Since it was he, not I, who was announcing this, people began to take me more seriously. And that's when I started to hear, “Good for you. WYou know, I've always wanted to write a book.”

Is it wrong for me to admit that I never wanted to write a book before I did? I had no idea writing would become my passion; I was never one for telling stories. My kids would ask me to tell them a story and I'd race off to the bookshelves to read – I never imagined making anything up from my own imagination. It was stories by other people that inspired me eventually to try my own hand, and I was relieved to find out that I didn't have to tell a story. It told itself.

So if you want to write a book, why don't you? No time? Five minutes a day. Really. Can you afford five minutes? Because if you start with that, the rest of the time will find you. But try really hard to do it every day or else you could be distracted by things-that-have-to-be-done.

Lack of willpower/concentration? First off, you should know that I, personally, have no willpower whatsoever. I could be entirely full from a ten course meal and still look at that chocolate bar as if it were the last food on earth. Secondly, concentration? Trust me. I can barely remember ... what was it I was saying?

Lack of confidence? Ha! Even the best of writers have that. And who's to know? Maybe you just write something but keep it to yourself. It's still writing. And never, ever throw anything out. Just put it away.

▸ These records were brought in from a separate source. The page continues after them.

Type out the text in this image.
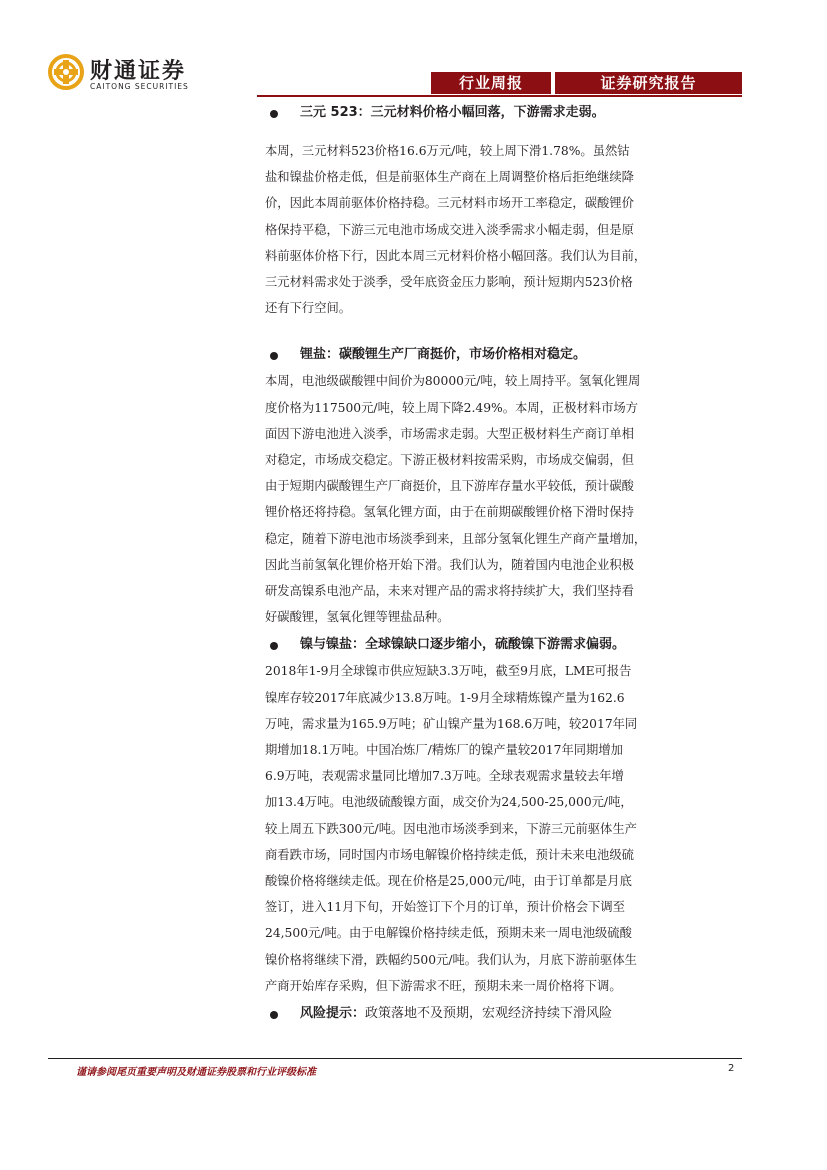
财通证券
CAITONG SECURITIES	行业周报	证券研究报告
三元 523：三元材料价格小幅回落，下游需求走弱。
本周，三元材料523价格16.6万元/吨，较上周下滑1.78%。虽然钴
盐和镍盐价格走低，但是前驱体生产商在上周调整价格后拒绝继续降
价，因此本周前驱体价格持稳。三元材料市场开工率稳定，碳酸锂价
格保持平稳，下游三元电池市场成交进入淡季需求小幅走弱，但是原
料前驱体价格下行，因此本周三元材料价格小幅回落。我们认为目前，
三元材料需求处于淡季，受年底资金压力影响，预计短期内523价格
还有下行空间。
锂盐：碳酸锂生产厂商挺价，市场价格相对稳定。
本周，电池级碳酸锂中间价为80000元/吨，较上周持平。氢氧化锂周
度价格为117500元/吨，较上周下降2.49%。本周，正极材料市场方
面因下游电池进入淡季，市场需求走弱。大型正极材料生产商订单相
对稳定，市场成交稳定。下游正极材料按需采购，市场成交偏弱，但
由于短期内碳酸锂生产厂商挺价，且下游库存量水平较低，预计碳酸
锂价格还将持稳。氢氧化锂方面，由于在前期碳酸锂价格下滑时保持
稳定，随着下游电池市场淡季到来，且部分氢氧化锂生产商产量增加，
因此当前氢氧化锂价格开始下滑。我们认为，随着国内电池企业积极
研发高镍系电池产品，未来对锂产品的需求将持续扩大，我们坚持看
好碳酸锂，氢氧化锂等锂盐品种。
镍与镍盐：全球镍缺口逐步缩小，硫酸镍下游需求偏弱。
2018年1-9月全球镍市供应短缺3.3万吨，截至9月底，LME可报告
镍库存较2017年底减少13.8万吨。1-9月全球精炼镍产量为162.6
万吨，需求量为165.9万吨；矿山镍产量为168.6万吨，较2017年同
期增加18.1万吨。中国冶炼厂/精炼厂的镍产量较2017年同期增加
6.9万吨，表观需求量同比增加7.3万吨。全球表观需求量较去年增
加13.4万吨。电池级硫酸镍方面，成交价为24,500-25,000元/吨，
较上周五下跌300元/吨。因电池市场淡季到来，下游三元前驱体生产
商看跌市场，同时国内市场电解镍价格持续走低，预计未来电池级硫
酸镍价格将继续走低。现在价格是25,000元/吨，由于订单都是月底
签订，进入11月下旬，开始签订下个月的订单，预计价格会下调至
24,500元/吨。由于电解镍价格持续走低，预期未来一周电池级硫酸
镍价格将继续下滑，跌幅约500元/吨。我们认为，月底下游前驱体生
产商开始库存采购，但下游需求不旺，预期未来一周价格将下调。
风险提示：政策落地不及预期，宏观经济持续下滑风险
谨请参阅尾页重要声明及财通证券股票和行业评级标准	2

Don't know what to write? Some people say “write what you know”. Others say “know what you write”. I say “write what comes into your head.” Some days I might scribble about what the beach makes me feel. Some days I might vent about my day. Some days I might sink into my story and lose myself in history, adventure and romance. Just let it take you away.

I read an article awhile back in which an author was offended (as were most of the commenters on the site) by people comparing their desire to write with someone whose work was published. Well, I'm offended by the attitude of the article. Writing is writing. Of course the dream is to publish – if only so you can share what you've written with a wider audience. But if someone tells me they've always wanted to write, then my immediate reaction is ... Do it! Would you help me?they ask. Sure! Ask away.